Article by Erik Smith. Published on Tuesday, November 29, 2011 EST.

Activists Turn Up Heat – Rotunda Campout Thwarted



By Erik Smith

Staff writer/ Washington State Wire

 

OLYMPIA, Nov. 29.—Some 2,000 noisy activists offered a warm welcome to lawmakers Monday as the Washington Legislature returned to the Capitol for its second special session of the year.

            Not warm as in affection, but warm in terms of heat. Protesters filled the Capitol steps, marched and paraded around the rotunda, draped banners from galleries and balconies, and chanted about the indifference of the rich. There were all the things that make a good protest — tasings, arrests, even one report of a biting incident. And at day’s end, the most obstinate of the bunch stuck around to be carried out of the rotunda by the Washington State Patrol. The excuse for the “Occupy the Capitol” protest, scheduled to run all week, is the state’s $2 billion shortfall and the all-but-certain budget cuts that will help balance it.

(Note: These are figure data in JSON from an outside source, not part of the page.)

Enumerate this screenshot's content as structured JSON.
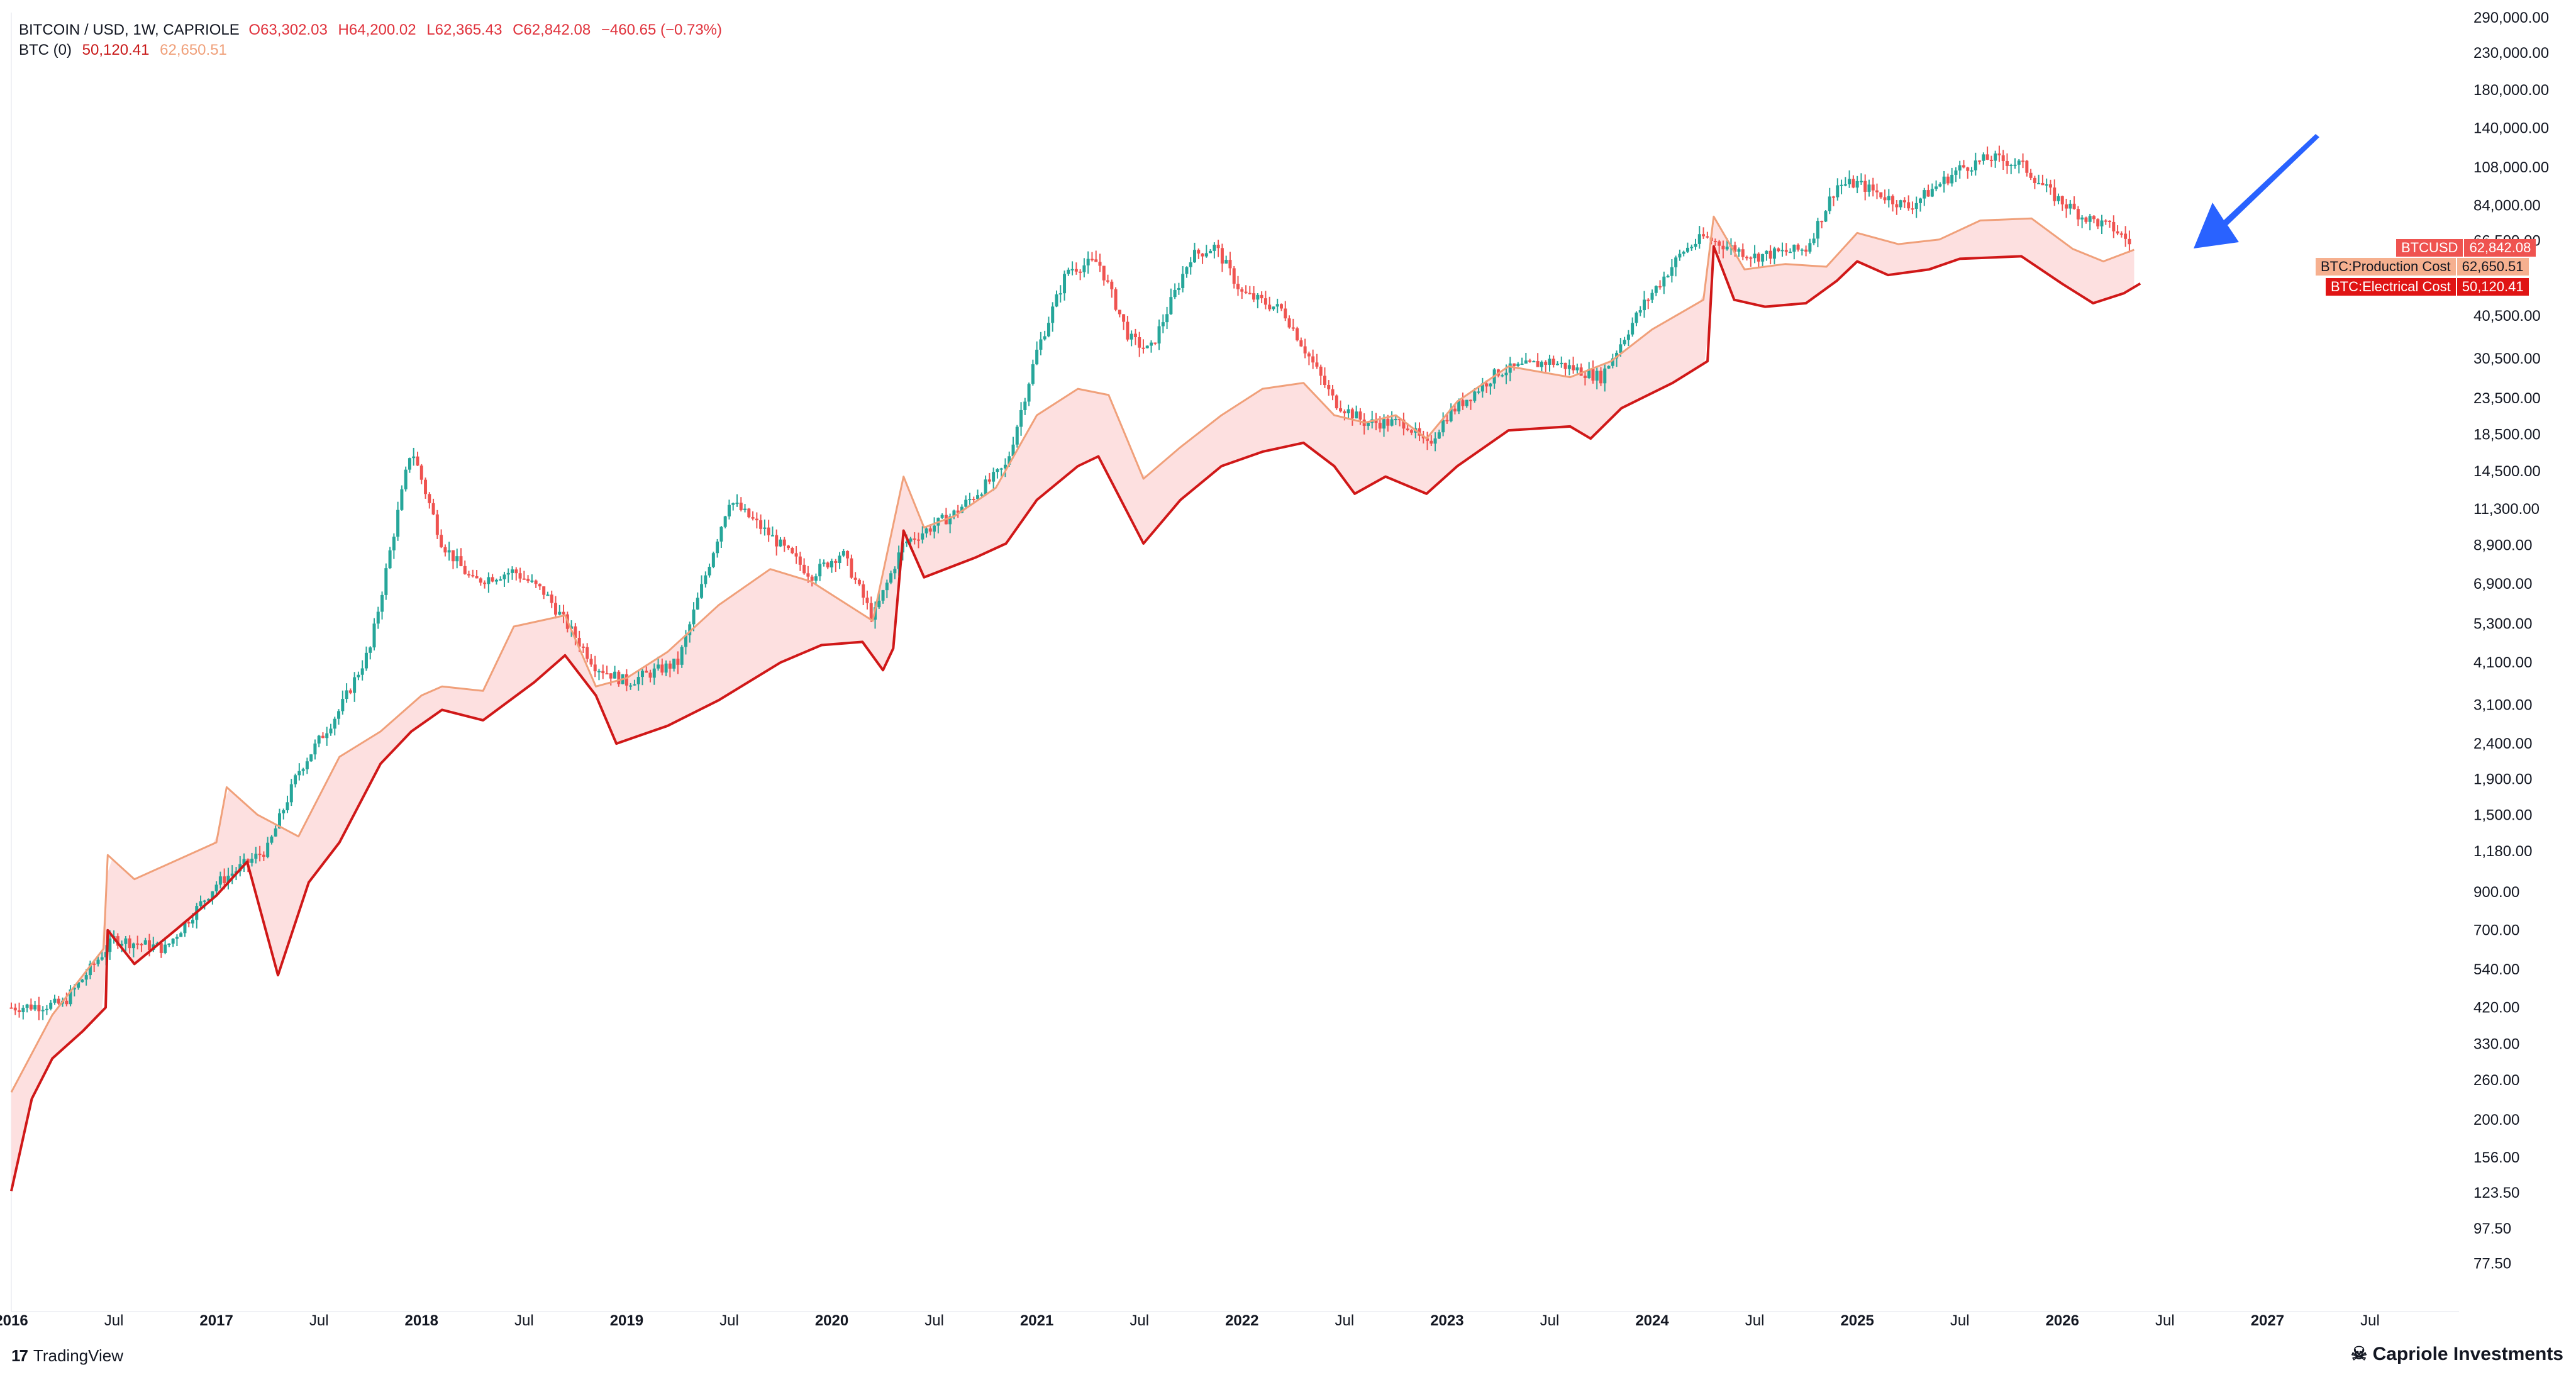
{
  "header": {
    "symbol_line": "BITCOIN / USD, 1W, CAPRIOLE",
    "ohlc": {
      "o": "O63,302.03",
      "h": "H64,200.02",
      "l": "L62,365.43",
      "c": "C62,842.08",
      "chg": "−460.65 (−0.73%)"
    },
    "indicator_name": "BTC (0)",
    "indicator_val1": "50,120.41",
    "indicator_val2": "62,650.51"
  },
  "footer": {
    "left_brand": "TradingView",
    "right_brand": "Capriole Investments"
  },
  "colors": {
    "up": "#26a69a",
    "down": "#ef5350",
    "production": "#f0a07a",
    "electrical": "#d01818",
    "band_fill": "#fde0e0",
    "arrow": "#2962ff"
  },
  "chart_data": {
    "type": "line",
    "y_scale": "log",
    "ylim": [
      60,
      300000
    ],
    "x_range": [
      "2016-01",
      "2027-09"
    ],
    "x_ticks": [
      "2016",
      "Jul",
      "2017",
      "Jul",
      "2018",
      "Jul",
      "2019",
      "Jul",
      "2020",
      "Jul",
      "2021",
      "Jul",
      "2022",
      "Jul",
      "2023",
      "Jul",
      "2024",
      "Jul",
      "2025",
      "Jul",
      "2026",
      "Jul",
      "2027",
      "Jul"
    ],
    "y_ticks": [
      {
        "v": 290000,
        "label": "290,000.00"
      },
      {
        "v": 230000,
        "label": "230,000.00"
      },
      {
        "v": 180000,
        "label": "180,000.00"
      },
      {
        "v": 140000,
        "label": "140,000.00"
      },
      {
        "v": 108000,
        "label": "108,000.00"
      },
      {
        "v": 84000,
        "label": "84,000.00"
      },
      {
        "v": 66500,
        "label": "66,500.00"
      },
      {
        "v": 40500,
        "label": "40,500.00"
      },
      {
        "v": 30500,
        "label": "30,500.00"
      },
      {
        "v": 23500,
        "label": "23,500.00"
      },
      {
        "v": 18500,
        "label": "18,500.00"
      },
      {
        "v": 14500,
        "label": "14,500.00"
      },
      {
        "v": 11300,
        "label": "11,300.00"
      },
      {
        "v": 8900,
        "label": "8,900.00"
      },
      {
        "v": 6900,
        "label": "6,900.00"
      },
      {
        "v": 5300,
        "label": "5,300.00"
      },
      {
        "v": 4100,
        "label": "4,100.00"
      },
      {
        "v": 3100,
        "label": "3,100.00"
      },
      {
        "v": 2400,
        "label": "2,400.00"
      },
      {
        "v": 1900,
        "label": "1,900.00"
      },
      {
        "v": 1500,
        "label": "1,500.00"
      },
      {
        "v": 1180,
        "label": "1,180.00"
      },
      {
        "v": 900,
        "label": "900.00"
      },
      {
        "v": 700,
        "label": "700.00"
      },
      {
        "v": 540,
        "label": "540.00"
      },
      {
        "v": 420,
        "label": "420.00"
      },
      {
        "v": 330,
        "label": "330.00"
      },
      {
        "v": 260,
        "label": "260.00"
      },
      {
        "v": 200,
        "label": "200.00"
      },
      {
        "v": 156,
        "label": "156.00"
      },
      {
        "v": 123.5,
        "label": "123.50"
      },
      {
        "v": 97.5,
        "label": "97.50"
      },
      {
        "v": 77.5,
        "label": "77.50"
      }
    ],
    "series": [
      {
        "name": "BTCUSD",
        "last": "62,842.08",
        "points": [
          [
            2016.0,
            420
          ],
          [
            2016.25,
            430
          ],
          [
            2016.5,
            660
          ],
          [
            2016.75,
            620
          ],
          [
            2017.0,
            950
          ],
          [
            2017.25,
            1200
          ],
          [
            2017.4,
            2000
          ],
          [
            2017.6,
            3000
          ],
          [
            2017.75,
            4500
          ],
          [
            2017.95,
            17000
          ],
          [
            2018.1,
            9000
          ],
          [
            2018.25,
            7000
          ],
          [
            2018.45,
            7500
          ],
          [
            2018.6,
            6500
          ],
          [
            2018.85,
            4000
          ],
          [
            2019.0,
            3600
          ],
          [
            2019.25,
            4100
          ],
          [
            2019.5,
            12000
          ],
          [
            2019.7,
            9500
          ],
          [
            2019.9,
            7300
          ],
          [
            2020.05,
            8500
          ],
          [
            2020.2,
            5500
          ],
          [
            2020.35,
            9000
          ],
          [
            2020.6,
            11000
          ],
          [
            2020.85,
            15000
          ],
          [
            2021.0,
            32000
          ],
          [
            2021.15,
            55000
          ],
          [
            2021.3,
            58000
          ],
          [
            2021.45,
            35000
          ],
          [
            2021.55,
            32000
          ],
          [
            2021.75,
            60000
          ],
          [
            2021.87,
            64000
          ],
          [
            2022.0,
            47000
          ],
          [
            2022.2,
            42000
          ],
          [
            2022.45,
            23000
          ],
          [
            2022.6,
            20000
          ],
          [
            2022.8,
            20000
          ],
          [
            2022.9,
            17000
          ],
          [
            2023.0,
            21000
          ],
          [
            2023.25,
            28000
          ],
          [
            2023.5,
            30000
          ],
          [
            2023.75,
            27000
          ],
          [
            2023.95,
            43000
          ],
          [
            2024.15,
            62000
          ],
          [
            2024.25,
            68000
          ],
          [
            2024.5,
            60000
          ],
          [
            2024.75,
            63000
          ],
          [
            2024.9,
            96000
          ],
          [
            2025.0,
            97000
          ],
          [
            2025.25,
            83000
          ],
          [
            2025.5,
            107000
          ],
          [
            2025.65,
            115000
          ],
          [
            2025.8,
            110000
          ],
          [
            2025.95,
            90000
          ],
          [
            2026.1,
            78000
          ],
          [
            2026.25,
            72000
          ],
          [
            2026.35,
            64000
          ]
        ]
      },
      {
        "name": "BTC:Production Cost",
        "last": "62,650.51",
        "points": [
          [
            2016.0,
            240
          ],
          [
            2016.2,
            400
          ],
          [
            2016.45,
            620
          ],
          [
            2016.47,
            1150
          ],
          [
            2016.6,
            980
          ],
          [
            2017.0,
            1250
          ],
          [
            2017.05,
            1800
          ],
          [
            2017.2,
            1500
          ],
          [
            2017.4,
            1300
          ],
          [
            2017.6,
            2200
          ],
          [
            2017.8,
            2600
          ],
          [
            2018.0,
            3300
          ],
          [
            2018.1,
            3500
          ],
          [
            2018.3,
            3400
          ],
          [
            2018.45,
            5200
          ],
          [
            2018.7,
            5600
          ],
          [
            2018.85,
            3500
          ],
          [
            2019.0,
            3700
          ],
          [
            2019.2,
            4400
          ],
          [
            2019.45,
            6000
          ],
          [
            2019.7,
            7600
          ],
          [
            2019.9,
            7000
          ],
          [
            2020.2,
            5400
          ],
          [
            2020.35,
            14000
          ],
          [
            2020.45,
            10000
          ],
          [
            2020.6,
            10800
          ],
          [
            2020.8,
            13000
          ],
          [
            2021.0,
            21000
          ],
          [
            2021.2,
            25000
          ],
          [
            2021.35,
            24000
          ],
          [
            2021.52,
            13800
          ],
          [
            2021.7,
            17000
          ],
          [
            2021.9,
            21000
          ],
          [
            2022.1,
            25000
          ],
          [
            2022.3,
            26000
          ],
          [
            2022.45,
            21000
          ],
          [
            2022.6,
            20000
          ],
          [
            2022.75,
            21000
          ],
          [
            2022.9,
            18000
          ],
          [
            2023.05,
            23000
          ],
          [
            2023.3,
            29000
          ],
          [
            2023.6,
            27000
          ],
          [
            2023.8,
            30000
          ],
          [
            2024.0,
            37000
          ],
          [
            2024.25,
            45000
          ],
          [
            2024.3,
            78000
          ],
          [
            2024.45,
            55000
          ],
          [
            2024.65,
            57000
          ],
          [
            2024.85,
            56000
          ],
          [
            2025.0,
            70000
          ],
          [
            2025.2,
            65000
          ],
          [
            2025.4,
            67000
          ],
          [
            2025.6,
            76000
          ],
          [
            2025.85,
            77000
          ],
          [
            2026.05,
            63000
          ],
          [
            2026.2,
            58000
          ],
          [
            2026.35,
            62650
          ]
        ]
      },
      {
        "name": "BTC:Electrical Cost",
        "last": "50,120.41",
        "points": [
          [
            2016.0,
            125
          ],
          [
            2016.1,
            230
          ],
          [
            2016.2,
            300
          ],
          [
            2016.35,
            360
          ],
          [
            2016.46,
            420
          ],
          [
            2016.47,
            700
          ],
          [
            2016.6,
            560
          ],
          [
            2016.8,
            700
          ],
          [
            2017.0,
            880
          ],
          [
            2017.15,
            1100
          ],
          [
            2017.3,
            520
          ],
          [
            2017.45,
            960
          ],
          [
            2017.6,
            1250
          ],
          [
            2017.8,
            2100
          ],
          [
            2017.95,
            2600
          ],
          [
            2018.1,
            3000
          ],
          [
            2018.3,
            2800
          ],
          [
            2018.55,
            3600
          ],
          [
            2018.7,
            4300
          ],
          [
            2018.85,
            3300
          ],
          [
            2018.95,
            2400
          ],
          [
            2019.2,
            2700
          ],
          [
            2019.45,
            3200
          ],
          [
            2019.75,
            4100
          ],
          [
            2019.95,
            4600
          ],
          [
            2020.15,
            4700
          ],
          [
            2020.25,
            3900
          ],
          [
            2020.3,
            4500
          ],
          [
            2020.35,
            9800
          ],
          [
            2020.45,
            7200
          ],
          [
            2020.7,
            8200
          ],
          [
            2020.85,
            9000
          ],
          [
            2021.0,
            12000
          ],
          [
            2021.2,
            15000
          ],
          [
            2021.3,
            16000
          ],
          [
            2021.52,
            9000
          ],
          [
            2021.7,
            12000
          ],
          [
            2021.9,
            15000
          ],
          [
            2022.1,
            16500
          ],
          [
            2022.3,
            17500
          ],
          [
            2022.45,
            15000
          ],
          [
            2022.55,
            12500
          ],
          [
            2022.7,
            14000
          ],
          [
            2022.9,
            12500
          ],
          [
            2023.05,
            15000
          ],
          [
            2023.3,
            19000
          ],
          [
            2023.6,
            19500
          ],
          [
            2023.7,
            18000
          ],
          [
            2023.85,
            22000
          ],
          [
            2024.1,
            26000
          ],
          [
            2024.27,
            30000
          ],
          [
            2024.3,
            64000
          ],
          [
            2024.4,
            45000
          ],
          [
            2024.55,
            43000
          ],
          [
            2024.75,
            44000
          ],
          [
            2024.9,
            51000
          ],
          [
            2025.0,
            58000
          ],
          [
            2025.15,
            53000
          ],
          [
            2025.35,
            55000
          ],
          [
            2025.5,
            59000
          ],
          [
            2025.8,
            60000
          ],
          [
            2026.0,
            50000
          ],
          [
            2026.15,
            44000
          ],
          [
            2026.3,
            47000
          ],
          [
            2026.38,
            50120
          ]
        ]
      }
    ]
  }
}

            But you kind of got the idea that the message wasn’t the point. It was the spectacle, and the giddy feeling that all the marching and shouting was somehow making the world a better place. Nowhere was that more clear than in the day’s showcase hearing, before the House Ways and Means Committee, which held a marathon hearing on the governor’s proposed budget. Hundreds of rather more polite visitors had shown up to earnestly plead the case for education and social service programs.

            Before things could get started, though, the activists filled the aisles and began chanting, drowning out the official business. And if they were aiming to persuade lawmakers, they certainly had a funny way of doing it.

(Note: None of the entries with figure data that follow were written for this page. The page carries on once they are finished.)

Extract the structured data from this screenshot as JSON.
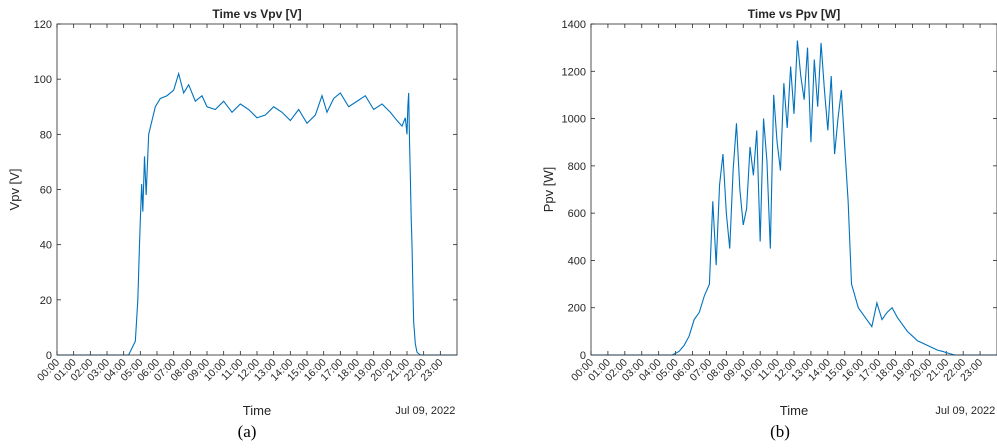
{
  "figure": {
    "panel_labels": [
      "(a)",
      "(b)"
    ]
  },
  "colors": {
    "line": "#0072BD",
    "axes": "#262626",
    "text": "#262626"
  },
  "chart_data": [
    {
      "type": "line",
      "title": "Time vs Vpv [V]",
      "xlabel": "Time",
      "ylabel": "Vpv [V]",
      "date_label": "Jul 09, 2022",
      "x_ticks": [
        "00:00",
        "01:00",
        "02:00",
        "03:00",
        "04:00",
        "05:00",
        "06:00",
        "07:00",
        "08:00",
        "09:00",
        "10:00",
        "11:00",
        "12:00",
        "13:00",
        "14:00",
        "15:00",
        "16:00",
        "17:00",
        "18:00",
        "19:00",
        "20:00",
        "21:00",
        "22:00",
        "23:00"
      ],
      "xlim": [
        0,
        24
      ],
      "ylim": [
        0,
        120
      ],
      "y_ticks": [
        0,
        20,
        40,
        60,
        80,
        100,
        120
      ],
      "grid": false,
      "series": [
        {
          "x_hours": [
            0.0,
            4.3,
            4.7,
            4.85,
            4.95,
            5.0,
            5.08,
            5.15,
            5.25,
            5.35,
            5.5,
            5.7,
            5.9,
            6.2,
            6.6,
            7.0,
            7.3,
            7.6,
            7.9,
            8.3,
            8.7,
            9.0,
            9.5,
            10.0,
            10.5,
            11.0,
            11.5,
            12.0,
            12.5,
            13.0,
            13.5,
            14.0,
            14.5,
            15.0,
            15.5,
            15.9,
            16.2,
            16.6,
            17.0,
            17.5,
            18.0,
            18.5,
            19.0,
            19.5,
            20.0,
            20.4,
            20.7,
            20.9,
            21.0,
            21.05,
            21.1,
            21.15,
            21.2,
            21.25,
            21.3,
            21.35,
            21.4,
            21.5,
            21.6,
            21.8,
            22.0,
            24.0
          ],
          "values": [
            0,
            0,
            5,
            20,
            40,
            49,
            62,
            52,
            72,
            58,
            80,
            85,
            90,
            93,
            94,
            96,
            102,
            95,
            98,
            92,
            94,
            90,
            89,
            92,
            88,
            91,
            89,
            86,
            87,
            90,
            88,
            85,
            89,
            84,
            87,
            94,
            88,
            93,
            95,
            90,
            92,
            94,
            89,
            91,
            88,
            85,
            83,
            86,
            80,
            90,
            95,
            78,
            65,
            50,
            40,
            25,
            12,
            4,
            1,
            0,
            0,
            0
          ]
        }
      ]
    },
    {
      "type": "line",
      "title": "Time vs Ppv [W]",
      "xlabel": "Time",
      "ylabel": "Ppv [W]",
      "date_label": "Jul 09, 2022",
      "x_ticks": [
        "00:00",
        "01:00",
        "02:00",
        "03:00",
        "04:00",
        "05:00",
        "06:00",
        "07:00",
        "08:00",
        "09:00",
        "10:00",
        "11:00",
        "12:00",
        "13:00",
        "14:00",
        "15:00",
        "16:00",
        "17:00",
        "18:00",
        "19:00",
        "20:00",
        "21:00",
        "22:00",
        "23:00"
      ],
      "xlim": [
        0,
        24
      ],
      "ylim": [
        0,
        1400
      ],
      "y_ticks": [
        0,
        200,
        400,
        600,
        800,
        1000,
        1200,
        1400
      ],
      "grid": false,
      "series": [
        {
          "x_hours": [
            0.0,
            4.8,
            5.2,
            5.5,
            5.8,
            6.1,
            6.4,
            6.7,
            7.0,
            7.2,
            7.4,
            7.6,
            7.8,
            8.0,
            8.2,
            8.4,
            8.6,
            8.8,
            9.0,
            9.2,
            9.4,
            9.6,
            9.8,
            10.0,
            10.2,
            10.4,
            10.6,
            10.8,
            11.0,
            11.2,
            11.4,
            11.6,
            11.8,
            12.0,
            12.2,
            12.4,
            12.6,
            12.8,
            13.0,
            13.2,
            13.4,
            13.6,
            13.8,
            14.0,
            14.2,
            14.4,
            14.6,
            14.8,
            15.0,
            15.2,
            15.4,
            15.6,
            15.8,
            16.0,
            16.3,
            16.6,
            16.9,
            17.2,
            17.5,
            17.8,
            18.1,
            18.4,
            18.7,
            19.0,
            19.3,
            19.6,
            19.9,
            20.2,
            20.5,
            20.8,
            21.0,
            21.5,
            24.0
          ],
          "values": [
            0,
            0,
            15,
            40,
            80,
            150,
            180,
            250,
            300,
            650,
            380,
            720,
            850,
            600,
            450,
            780,
            980,
            700,
            550,
            620,
            880,
            760,
            950,
            480,
            1000,
            820,
            450,
            1100,
            900,
            780,
            1150,
            960,
            1220,
            1020,
            1330,
            1180,
            1080,
            1300,
            900,
            1250,
            1050,
            1320,
            1120,
            950,
            1180,
            850,
            1000,
            1120,
            880,
            650,
            300,
            250,
            200,
            180,
            150,
            120,
            220,
            150,
            180,
            200,
            160,
            130,
            100,
            80,
            60,
            50,
            40,
            30,
            20,
            15,
            10,
            0,
            0
          ]
        }
      ]
    }
  ]
}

            One chant in the hearing room went like this:

            “I say f— the rich!

            “F— the politicians!

            “You’re all dead to me!

            “F— you!”

            Well, maybe it did convince lawmakers of something. They took a half-hour break while state patrolmen cleared the noisiest of them out of the room, ostensibly on orders from “the fire marshal.” It wasn’t a matter of deportment, explained Chairman Ross Hunter; it was that they were blocking the aisles and obstructing access to the exit doors.

            While the boisterous crowd paraded around the Cherberg Building, beating drums outside the meeting room, lawmakers regrouped.

            Said state Rep. Bill Hinkle, R-Cle Elum, “When people start chanting I turn my ears off. It does me absolutely no good. Zero. Worse yet, I am supporting all the issues they are chanting about. I’m trying to help them. Wake up, you morons.”